To better understand the pathophysiological mechanisms involved in pancreatitis and its related systemic inflammatory response, the development of new treatment strategies would help. For instance, progress in understanding the role of cytokines could provide opportunities to use immunomodulatory therapies to improve the outcome in severe acute pancreatitis [18]. In the future, enterally administered probiotics may also be used as a prophylaxis for reducing the incidence of infectious complications [9].

Thirdly, better prognostic models for identifying non-surviving patients earlier could lead to remarkable savings in ICU resources. Both therapy-associated and patient-related factors play a role in survival in severe acute pancreatitis, but there are only a few relevant methods for predicting fatal outcome. Many different scoring systems for the prediction of the prognosis of severe acute pancreatitis have been suggested [19]. Scores such as Ranson and Imrie can be used to determine whether the clinical course is likely to be severe, but these scoring systems are inaccurate indicators of mortality in severe acute pancreatitis. In addition, most of the scoring systems for the severity of acute pancreatitis are complicated and consist of multiple factors. For example, 14 variables are required in APACHE II [20]. A simpler predictive model by Halonen et al. based on four variables (age, highest serum creatinine value within 60-72 h from primary admission, need for mechanical ventilation and chronic health status) was suggested in order to reach at least the same predictive performance as APACHE II [21]. Most recently, Ueda et al. suggested that a scoring system made up of only three items (i.e., serum blood urea nitrogen equal to or greater than 25 mg/dL, serum lactate dehydrogenase equal to or greater than 900 IU/L and contrast-enhanced computed tomography findings of pancreatic necrosis) could be simple and feasible for the prediction of severe acute pancreatitis at admission [22]. This novel scoring system seems to be competitive if compared to conventional scoring methods, but still more effort is needed to be able to develop a more accurate scoring system which could identify fatal outcome in severe acute pancreatitis patients at the early phase of the disease.

In addition to many different scoring systems for the prediction of severe acute pancreatitis, increased intra-abdominal pressure is also suggested to be a potential prognostic factor. Intra-abdominal pressure has been shown to be associated with the onset of early organ failure and is also reflected in increased mortality and fewer ICU-free days in patients with severe acute pancreatitis [15]. Accordingly, Rosas et al. suggested that intraabdominal pressure is a useful, inexpensive and easy method of measuring the evolution and complications of acute pancreatitis [23].

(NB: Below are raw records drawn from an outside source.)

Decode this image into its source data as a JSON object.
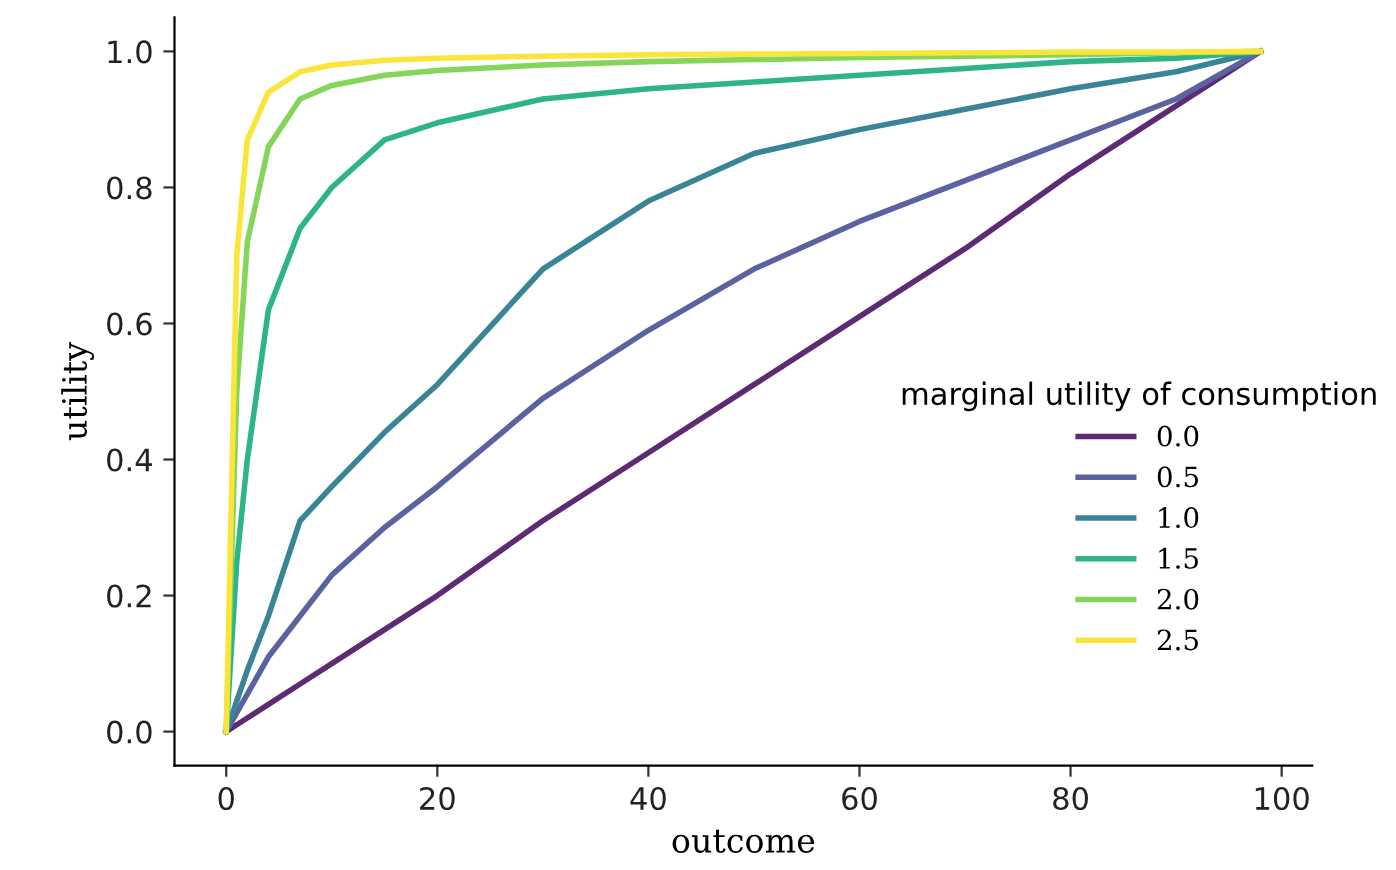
{
  "chart_data": {
    "type": "line",
    "xlabel": "outcome",
    "ylabel": "utility",
    "legend_title": "marginal utility of consumption",
    "legend": "right",
    "grid": false,
    "x": [
      0,
      1,
      2,
      4,
      7,
      10,
      15,
      20,
      30,
      40,
      50,
      60,
      70,
      80,
      90,
      98
    ],
    "series": [
      {
        "name": "0.0",
        "color": "#5e2a74",
        "values": [
          0,
          0.01,
          0.02,
          0.04,
          0.07,
          0.1,
          0.15,
          0.2,
          0.31,
          0.41,
          0.51,
          0.61,
          0.71,
          0.82,
          0.92,
          1
        ]
      },
      {
        "name": "0.5",
        "color": "#5a62a0",
        "values": [
          0,
          0.028,
          0.055,
          0.11,
          0.17,
          0.23,
          0.3,
          0.36,
          0.49,
          0.59,
          0.68,
          0.75,
          0.81,
          0.87,
          0.93,
          1
        ]
      },
      {
        "name": "1.0",
        "color": "#3a8497",
        "values": [
          0,
          0.045,
          0.09,
          0.17,
          0.31,
          0.36,
          0.44,
          0.51,
          0.68,
          0.78,
          0.85,
          0.885,
          0.915,
          0.945,
          0.97,
          1
        ]
      },
      {
        "name": "1.5",
        "color": "#2db48a",
        "values": [
          0,
          0.25,
          0.4,
          0.62,
          0.74,
          0.8,
          0.87,
          0.895,
          0.93,
          0.945,
          0.955,
          0.965,
          0.975,
          0.985,
          0.99,
          1
        ]
      },
      {
        "name": "2.0",
        "color": "#83d65a",
        "values": [
          0,
          0.5,
          0.72,
          0.86,
          0.93,
          0.95,
          0.965,
          0.972,
          0.98,
          0.985,
          0.988,
          0.991,
          0.993,
          0.995,
          0.998,
          1
        ]
      },
      {
        "name": "2.5",
        "color": "#fbe53a",
        "values": [
          0,
          0.7,
          0.87,
          0.94,
          0.97,
          0.98,
          0.987,
          0.99,
          0.993,
          0.995,
          0.996,
          0.997,
          0.998,
          0.999,
          0.999,
          1
        ]
      }
    ],
    "xlim": [
      -4.9,
      102.9
    ],
    "xticks": [
      0,
      20,
      40,
      60,
      80,
      100
    ],
    "ylim": [
      -0.05,
      1.05
    ],
    "yticks": [
      {
        "value": 0,
        "label": "0.0"
      },
      {
        "value": 0.2,
        "label": "0.2"
      },
      {
        "value": 0.4,
        "label": "0.4"
      },
      {
        "value": 0.6,
        "label": "0.6"
      },
      {
        "value": 0.8,
        "label": "0.8"
      },
      {
        "value": 1.0,
        "label": "1.0"
      }
    ]
  }
}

Efforts targeted at improving treatment methods and developing consistent care for severe acute pancreatitis could result in savings in ICU resources and a decrease in overall expenses. Still, more accurate recommendations concerning the management of patients with pancreatitis, especially focused on critically ill severe acute pancreatitis patients is needed. A number of important questions which have not been answered to date using an evidencebased approach remains to be answered. Thus, further research is needed in associated relevant areas concerning the treatment and prognosis of severe acute pancreatitis.